O raio-x da transição — Foto: Arte/Infografia
“Debate setorizado”
Nos quatro postos de coordenação abaixo de Alckmin, que lidera o grupo, há duas mulheres: a presidente do PT, Gleisi Hoffmann, à frente da articulação política e a futura primeira-dama, Janja, responsável pela organização da posse. A maioria dos nomes femininos já anunciados, no entanto, está restrita a postos na área social. Das 26 escaladas, quatro participam da Assistência Social, quatro estão no grupo de Igualdade Racial, além das seis escolhidas para o núcleo das Mulheres. Nos dois setores que vão diagnosticar os desafios fiscais e de crescimento (Economia, além de Planejamento, Orçamento e Gestão), só há uma economista, Esther Dweck, que atuou no Ministério do Planejamento no governo Dilma. Desde a redemocratização, Zélia Cardoso de Mello, no governo de Fernando Collor, foi a única mulher a comandar o Ministério da Fazenda, onde ficou por pouco mais de um ano.
— O debate sobre o feminismo está muito setorizado. É definido um setor que vai tratar desses temas. Fora desse setor, ainda há a contradição, e o machismo permanece. Existe uma setorização em algo que precisa ser orgânico — analisa a cientista política Clarisse Gurgel, professora da Unirio.

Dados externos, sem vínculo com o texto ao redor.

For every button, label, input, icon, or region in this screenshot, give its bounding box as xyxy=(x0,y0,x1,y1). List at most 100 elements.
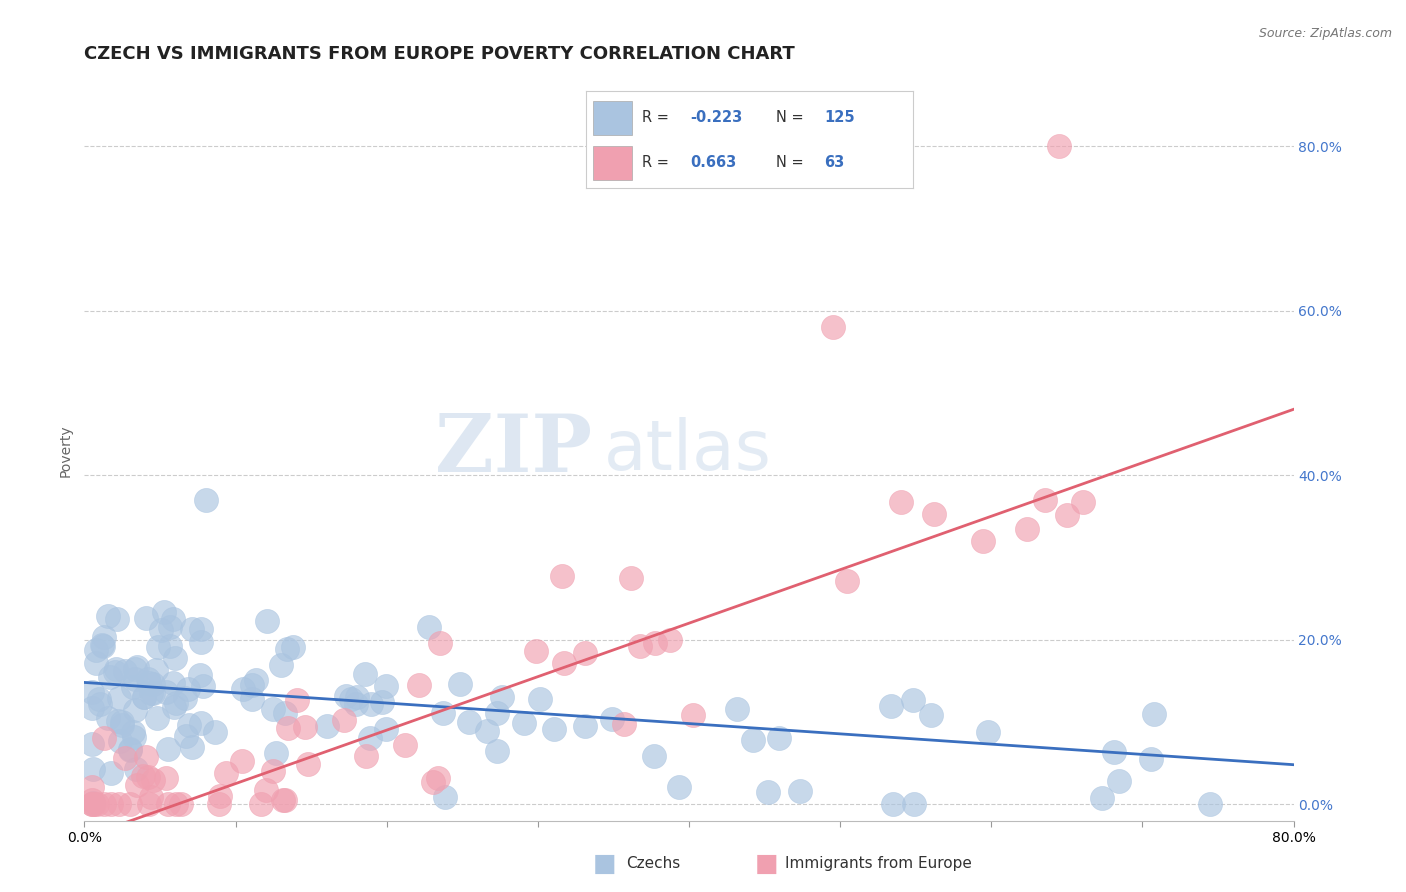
Point xyxy=(190,715,212,730)
Point xyxy=(375,723,398,737)
Point xyxy=(89,698,111,712)
Point xyxy=(100,766,122,780)
Point xyxy=(1199,797,1222,812)
Y-axis label: Poverty: Poverty xyxy=(59,425,73,476)
Point xyxy=(82,797,104,811)
Point xyxy=(98,669,121,683)
Point xyxy=(174,729,197,743)
Point xyxy=(270,658,292,673)
Point xyxy=(240,692,263,706)
Point xyxy=(125,778,148,792)
Point xyxy=(890,494,912,508)
Point xyxy=(276,642,298,657)
Point xyxy=(433,789,456,804)
Point xyxy=(118,742,141,756)
Point xyxy=(524,643,547,657)
Point xyxy=(104,662,127,676)
Point xyxy=(155,771,177,785)
Point xyxy=(644,635,666,649)
Point xyxy=(132,690,155,705)
Point xyxy=(82,763,104,777)
Point xyxy=(190,622,212,636)
Point xyxy=(135,750,157,764)
Point xyxy=(477,723,499,738)
Point xyxy=(111,718,134,732)
Point xyxy=(427,772,450,786)
Point xyxy=(93,797,115,812)
Point xyxy=(264,746,287,760)
Point xyxy=(920,708,942,723)
Point xyxy=(375,679,398,693)
Point xyxy=(162,612,184,626)
Point xyxy=(1108,774,1130,789)
Point xyxy=(150,623,173,637)
Point xyxy=(91,640,114,654)
Point xyxy=(181,740,204,755)
Point xyxy=(725,702,748,716)
Point xyxy=(146,711,169,725)
Point xyxy=(204,725,226,739)
Point xyxy=(177,718,200,732)
Point xyxy=(245,673,267,687)
Point xyxy=(880,699,903,714)
Point xyxy=(139,686,162,700)
Point xyxy=(124,672,146,686)
Point xyxy=(173,690,195,705)
Point xyxy=(903,797,925,812)
Point xyxy=(138,797,160,812)
Point xyxy=(80,797,103,812)
Point xyxy=(335,689,357,703)
Point xyxy=(281,640,304,654)
Point xyxy=(628,639,651,653)
Point xyxy=(277,721,299,735)
Point xyxy=(153,605,176,619)
Point xyxy=(163,700,186,714)
Point xyxy=(156,797,179,812)
Text: Source: ZipAtlas.com: Source: ZipAtlas.com xyxy=(1258,27,1392,40)
Point xyxy=(111,714,134,729)
Point xyxy=(191,679,214,693)
Point xyxy=(165,797,187,812)
Point xyxy=(359,731,381,745)
Point xyxy=(86,797,108,812)
Text: ■: ■ xyxy=(593,852,616,875)
Point xyxy=(124,662,146,676)
Point xyxy=(371,695,394,709)
Point xyxy=(972,534,994,549)
Point xyxy=(108,690,131,705)
Point xyxy=(215,766,238,780)
Point xyxy=(181,623,204,637)
Point xyxy=(125,660,148,674)
Text: atlas: atlas xyxy=(605,417,772,484)
Point xyxy=(418,620,440,634)
Point xyxy=(93,731,115,745)
Point xyxy=(789,784,811,798)
Point xyxy=(114,750,136,764)
Point xyxy=(118,797,141,812)
Point xyxy=(315,719,337,733)
Point xyxy=(574,646,596,660)
Point xyxy=(485,706,508,720)
Point xyxy=(262,764,284,779)
Point xyxy=(190,635,212,649)
Text: Czechs: Czechs xyxy=(626,856,681,871)
Point xyxy=(146,640,169,655)
Point xyxy=(163,651,186,665)
Point xyxy=(122,725,145,739)
Point xyxy=(339,692,361,706)
Point xyxy=(208,789,231,803)
Point xyxy=(643,748,665,763)
Point xyxy=(620,571,643,585)
Point xyxy=(136,770,159,784)
Point xyxy=(83,797,105,812)
Point xyxy=(613,716,636,731)
Point xyxy=(1015,522,1038,536)
Point xyxy=(82,700,104,714)
Point xyxy=(135,611,157,625)
Point xyxy=(1102,745,1125,759)
Point xyxy=(882,797,904,812)
Point xyxy=(553,656,575,670)
Point xyxy=(97,609,120,624)
Point xyxy=(114,664,136,678)
Point xyxy=(145,663,167,677)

A diferença é ainda maior se considerado o recorte de raça. A maior parte dos integrantes negros está concentrada nos grupos de Igualdade Racial, que tem Martvs Chagas, que foi secretário-executivo da pasta no governo Lula; Mulheres, em que uma das integrantes é Anielle Franco, irmã da ex-vereadora Marielle; e Direitos Humanos, com o advogado Silvio Almeida, por exemplo. O ex-ministro Henrique Paim, por sua vez, coordena o grupo da Educação, pasta que ocupou na gestão de Dilma. Após a nomeação, Anielle escreveu no Twitter que considera “também importante que nós, mulheres e pessoas negras, estejamos em todos os espaços de decisão de forma transversal. Somos qualificadas para estar em todos ministérios e secretarias”.
De Sarney a Dilma
Já a lista de integrantes da equipe com experiência prévia na política formal é extensa. Só de ex-ministros há 18, em grande parte remanescentes das gestões petistas de Lula e Dilma (casos de Guido Mantega, Nelson Barbosa, Aloizio Mercadante e a própria Gleisi, por exemplo). Há espaço também para emedebistas que foram das equipes de Fernando Henrique Cardoso (Renan Calheiros, que chefiou a Justiça) e José Sarney (Jader Barbalho, que esteve à frente da Previdência e do Desenvolvimento Agrário no fim dos anos 1980). A situação já vem gerando até embaraços internos. Na Saúde, há quatro ex-ocupantes da pasta na linha de frente, além de médicos consultores: Alexandre Padilha, Humberto Costa, José Gomes Temporão e Arthur Chioro.
Com tantos nomes de peso, deliberações e debates passaram a ser colegiados, o que dificulta a tomada de decisões rápidas. Na semana passada, foram distribuídas responsabilidades a cada um. Mesmo assim, permanece o sentimento de que não há hierarquia e quem terá ascendência sobre as resoluções de governo. Na quarta-feira, ao chegar ao CCBB, Padilha afirmou que o momento é de trabalhar no diagnóstico da saúde, sem citar políticas públicas que poderão ser adotadas. Já Humberto Costa listou prioridades, como a volta do Mais Médicos e uma vacinação em massa no início da gestão petista.